"M."
It was in Vienna that Lensky received his daughter's letter, at breakfast in a hotel, the day after a concert when he had at length received an ovation. He felt electrified, newly animated, ten years younger.
He read the letter twice; but if the first reading had truly pleased him, the second attentive perusal only moderately satisfied him.
"H-m! h-m!" he murmured to himself. "Yes, it is quite good, it is better than I dared expect. Poor woman! He loves her from convenience; she rules him since she no longer deludes herself about him. But still it is fearful for her to be bound for her whole life to this shallow man. She has a fine character, she will do her duty, will fight out her life-conflict honorably from pride, so as not to be reproached by her children, and not to give the malicious world the pleasure of slandering her. She will be a splendid mother. How maternity sanctifies a woman! And Nita--poor Colia!" Suddenly he felt strangely; remembrance had allured him to a dark spot of which he felt a horror. How would the meeting with Colia be? For years he had longed to be reconciled with his son, and still he could not overcome a certain anxiety in this case.
He tried to think of something else. What city should he appoint as the place of the family meeting? He did not wish to cause Mascha any great expense. Venice would have been the most convenient, but the old Bärenburgs vexed him. Well, it would occur to him. Meanwhile he picked up the newspaper. A correspondence from Rome was among the contents. The name Perfection immediately met his eye, the name of the young pianist who had formerly accompanied him on his concert tours. He had never had any special personal liking for Perfection, but yet he looked upon him as his musical apprentice and was interested in his progress.
He looked over the article more closely. The blood rushed to his head. What was it he read there? His name--yes--near Perfection's.
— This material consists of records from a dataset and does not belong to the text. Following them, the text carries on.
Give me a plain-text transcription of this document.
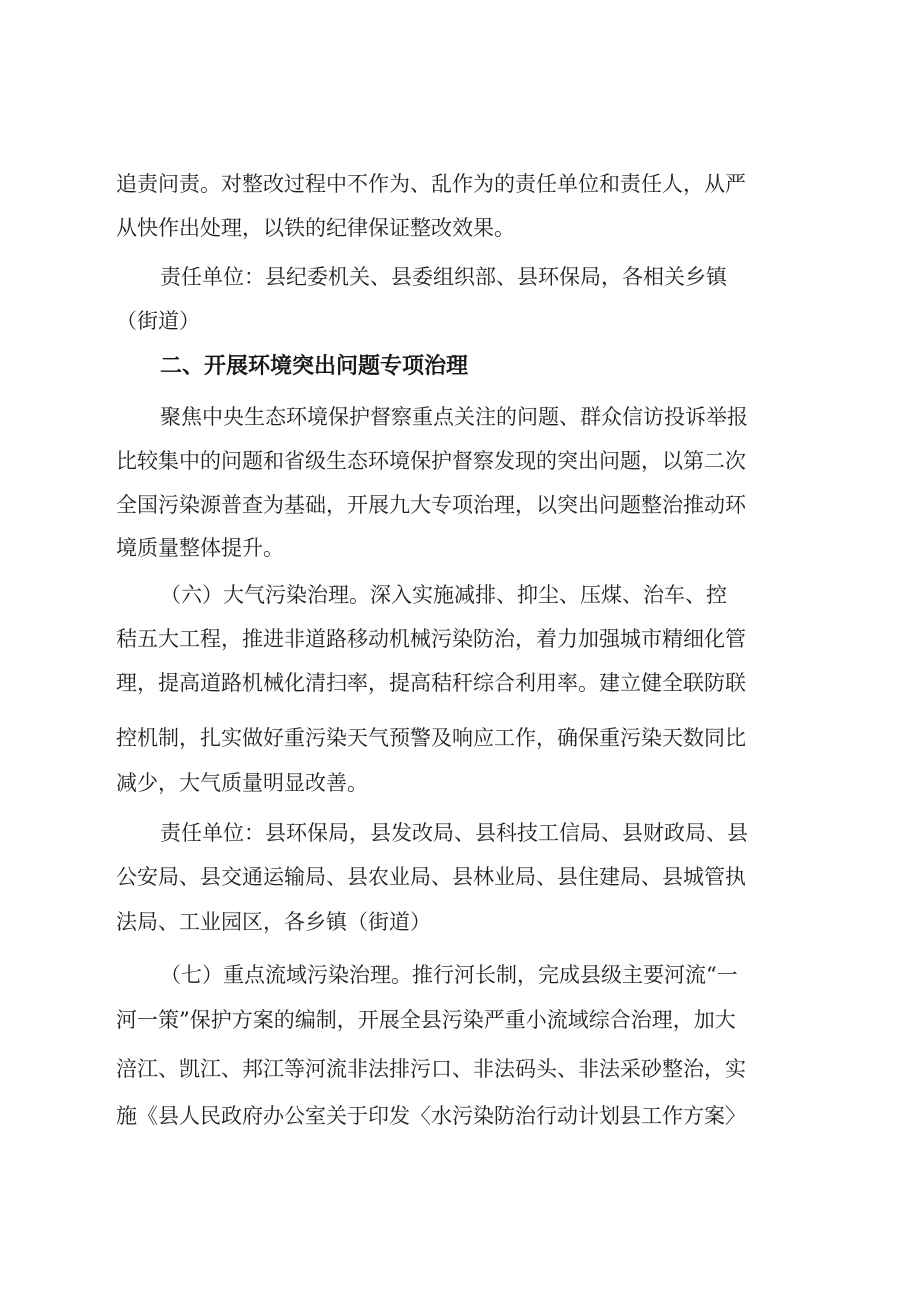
追责问责。对整改过程中不作为、乱作为的责任单位和责任人，从严

从快作出处理，以铁的纪律保证整改效果。

责任单位：县纪委机关、县委组织部、县环保局，各相关乡镇

（街道）

二、开展环境突出问题专项治理

聚焦中央生态环境保护督察重点关注的问题、群众信访投诉举报

比较集中的问题和省级生态环境保护督察发现的突出问题，以第二次

全国污染源普查为基础，开展九大专项治理，以突出问题整治推动环

境质量整体提升。

（六）大气污染治理。深入实施减排、抑尘、压煤、治车、控

秸五大工程，推进非道路移动机械污染防治，着力加强城市精细化管

理，提高道路机械化清扫率，提高秸秆综合利用率。建立健全联防联

控机制，扎实做好重污染天气预警及响应工作，确保重污染天数同比

减少，大气质量明显改善。

责任单位：县环保局，县发改局、县科技工信局、县财政局、县

公安局、县交通运输局、县农业局、县林业局、县住建局、县城管执

法局、工业园区，各乡镇（街道）

（七）重点流域污染治理。推行河长制，完成县级主要河流“一

河一策”保护方案的编制，开展全县污染严重小流域综合治理，加大

涪江、凯江、邦江等河流非法排污口、非法码头、非法采砂整治，实

施《县人民政府办公室关于印发〈水污染防治行动计划县工作方案〉
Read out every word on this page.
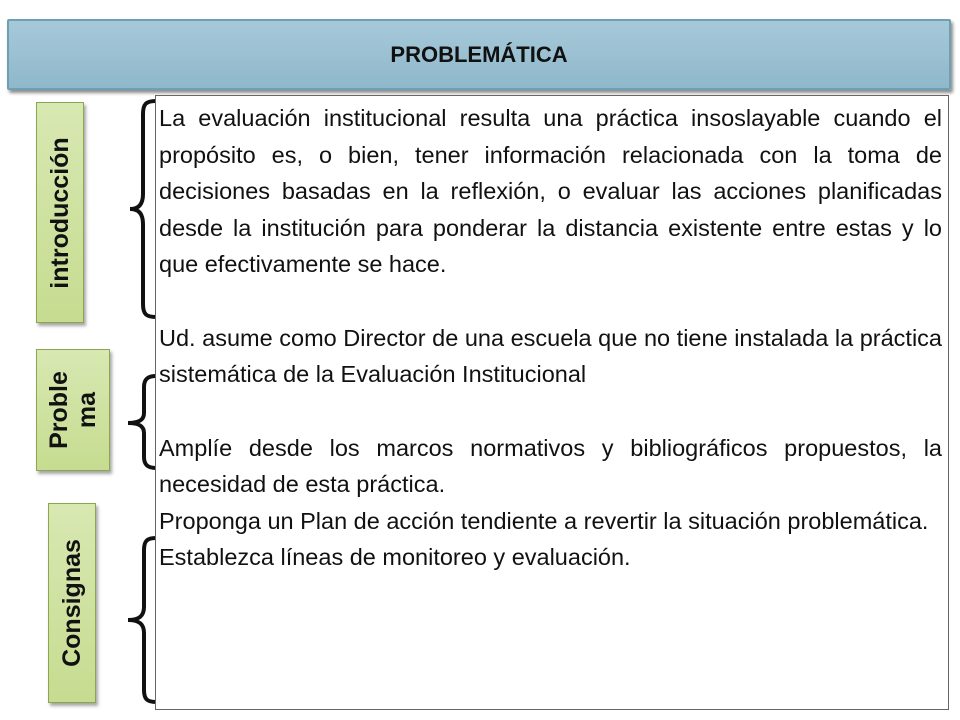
PROBLEMÁTICA
introducción
Proble
ma
Consignas

La evaluación institucional resulta una práctica insoslayable cuando el propósito es, o bien, tener información relacionada con la toma de decisiones basadas en la reflexión, o evaluar las acciones planificadas desde la institución para ponderar la distancia existente entre estas y lo que efectivamente se hace.

Ud. asume como Director de una escuela que no tiene instalada la práctica sistemática de la Evaluación Institucional

Amplíe desde los marcos normativos y bibliográficos propuestos, la necesidad de esta práctica.

Proponga un Plan de acción tendiente a revertir la situación problemática.

Establezca líneas de monitoreo y evaluación.
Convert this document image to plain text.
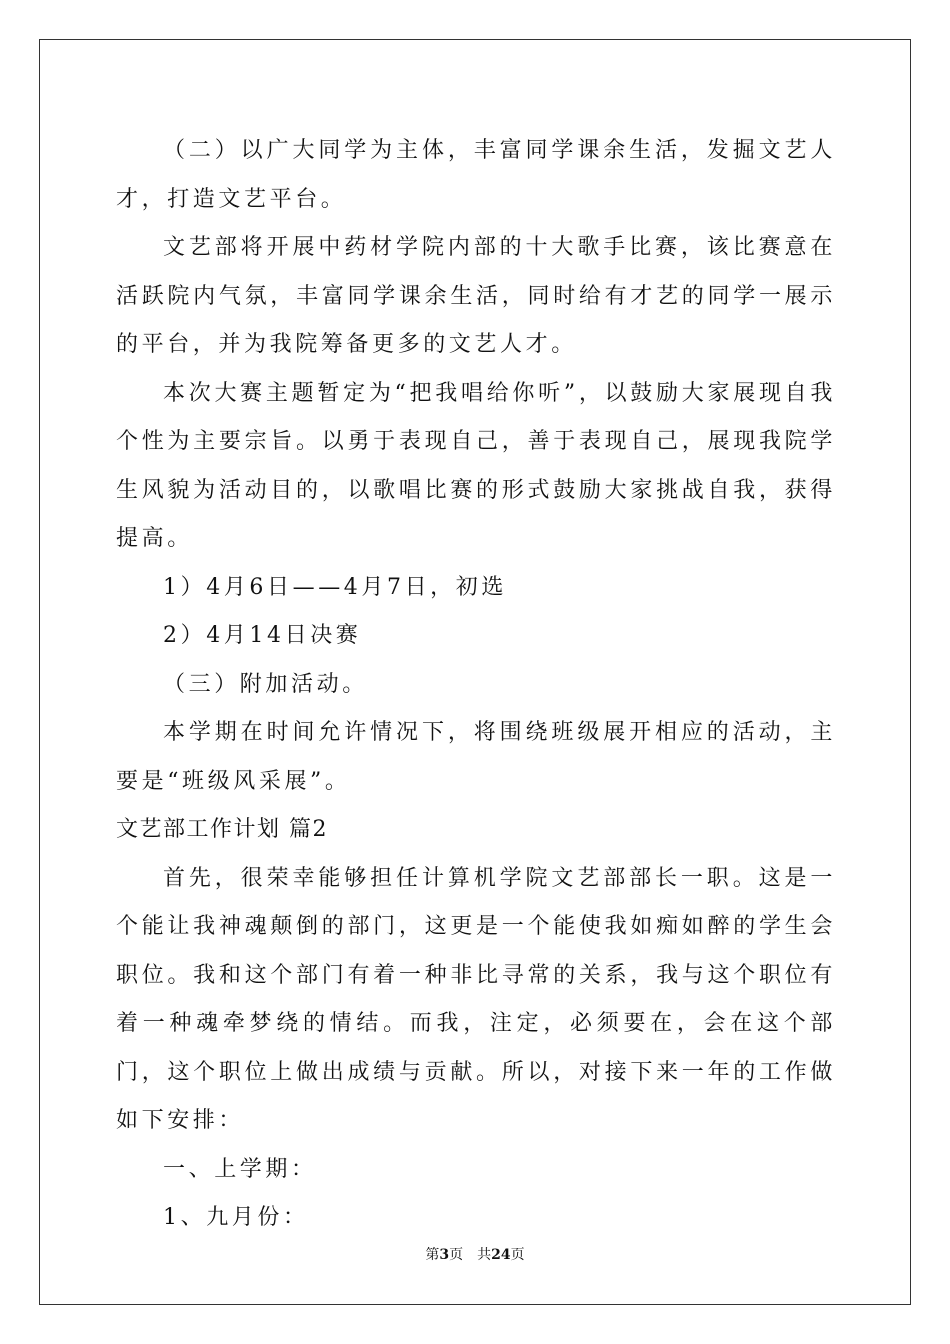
（二）以广大同学为主体，丰富同学课余生活，发掘文艺人才，打造文艺平台。

文艺部将开展中药材学院内部的十大歌手比赛，该比赛意在活跃院内气氛，丰富同学课余生活，同时给有才艺的同学一展示的平台，并为我院筹备更多的文艺人才。

本次大赛主题暂定为“把我唱给你听”，以鼓励大家展现自我个性为主要宗旨。以勇于表现自己，善于表现自己，展现我院学生风貌为活动目的，以歌唱比赛的形式鼓励大家挑战自我，获得提高。

1）4月6日——4月7日，初选

2）4月14日决赛

（三）附加活动。

本学期在时间允许情况下，将围绕班级展开相应的活动，主要是“班级风采展”。

文艺部工作计划 篇2

首先，很荣幸能够担任计算机学院文艺部部长一职。这是一个能让我神魂颠倒的部门，这更是一个能使我如痴如醉的学生会职位。我和这个部门有着一种非比寻常的关系，我与这个职位有着一种魂牵梦绕的情结。而我，注定，必须要在，会在这个部门，这个职位上做出成绩与贡献。所以，对接下来一年的工作做如下安排：

一、上学期：

1、九月份：

第3页 共24页
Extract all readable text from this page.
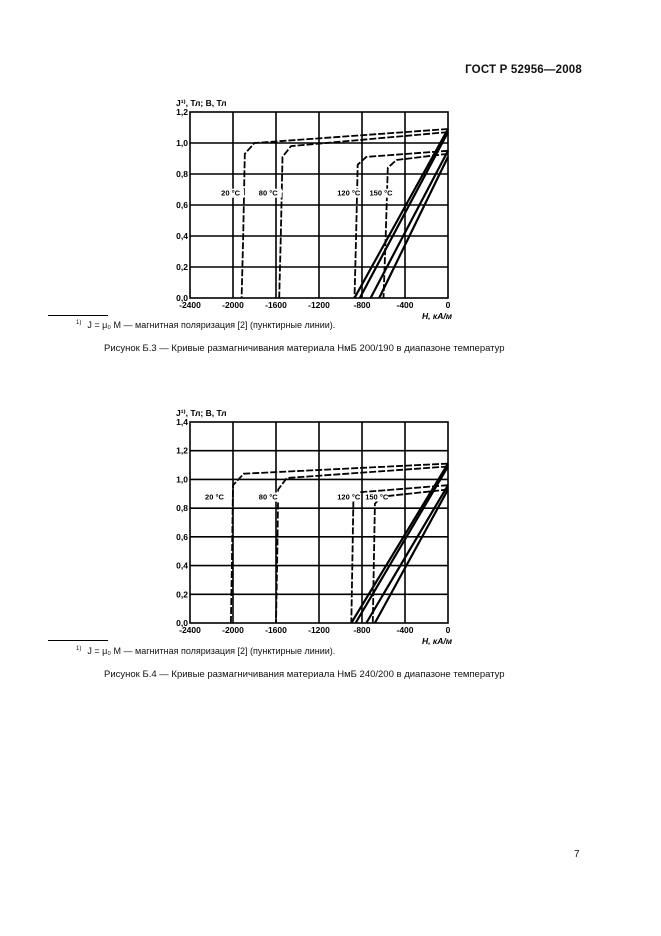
ГОСТ Р 52956—2008
-2400	-2000	-1600	-1200	-800	-400	0
0,0
0,2
0,4
0,6
0,8
1,0
1,2
J¹⁾, Тл; B, Тл
H, кА/м
20 °С	80 °С	120 °С 150 °С
$^{1)}$ J = μ₀ M — магнитная поляризация [2] (пунктирные линии).
Рисунок Б.3 — Кривые размагничивания материала НмБ 200/190 в диапазоне температур
-2400	-2000	-1600	-1200	-800	-400	0
0,0
0,2
0,4
0,6
0,8
1,0
1,2
1,4
J¹⁾, Тл; B, Тл
H, кА/м
20 °С	80 °С	120 °С 150 °С
$^{1)}$ J = μ₀ M — магнитная поляризация [2] (пунктирные линии).
Рисунок Б.4 — Кривые размагничивания материала НмБ 240/200 в диапазоне температур
7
"Two greater contrasts would be hard to name in the musical world than Albert Perfection and Boris Lensky. This is the more striking as they, travelling together for years, formed a musical whole. But while the art of the pianist developed more splendidly with each year, the virtuosity of the violinist crumbled away bit by bit. The public did not suspect at Lensky's last concert tour what is now apparent to the most short-sighted; namely, that the applause which was accorded to Lensky was really only for Perfection's accompanying. Since then Perfection has emancipated himself from the despotism of his musical tyrant--for whom he has, nevertheless, preserved the most touching affection--and now stands alone in his artistic greatness, one of the noblest phenomenal artists of all times. Especially striking is the circumstance that he has been quite uninfluenced by Lensky in his artistic development.
"It is not uninteresting to bring more plainly to view the particulars of the glaring contrast between these two musical individualities. The principal difference is that Albert Perfection is a civilized genius, while Lensky, even at the height of his achievements, was nothing but a genial barbarian.
"Perfection is just as free as Lensky of old-fashioned virtuoso-pedantry, but he is also free of that distorted Tartar romanticism of which Lensky never knew how to make an end. Without, in so far as his thankless instrument permits, standing behind, in warmth and tenderness, the violinist's performances, his playing is still distinguished by a quite architectural perfection of style which no other virtuoso has attained. He never sins against good taste, against what we might call the higher moral principles of art. A Roman lady remarked recently that Perfection was for her a too well-bred pianist. He lacks the bewitching sinfulness, the demoniac fire which distinguished Lensky in his good days. That may be, but how sadly these bewitching peculiarities of youth degenerate in an old artist we have already unfortunately had occasion to observe in Lensky's last concert tour. And how greatly the symptoms of decay have increased in him since then, every musical report which comes to us from Germany proves. The bewitching sinfulness has become a caricature, and of the demoniac fire nothing more seems to be left than a Berserker rage expressed with the bow over the unvanquishable coldness of the public.
"One remembers in Rome no such success of a virtuoso as that which Albert Perfection attained last month in the Palazzo Caffarelli. He is the lion of the day. When he drives through the streets, the students nudge each other and say: 'Ah, è Perfezione!' and hats are removed as before a crowned head."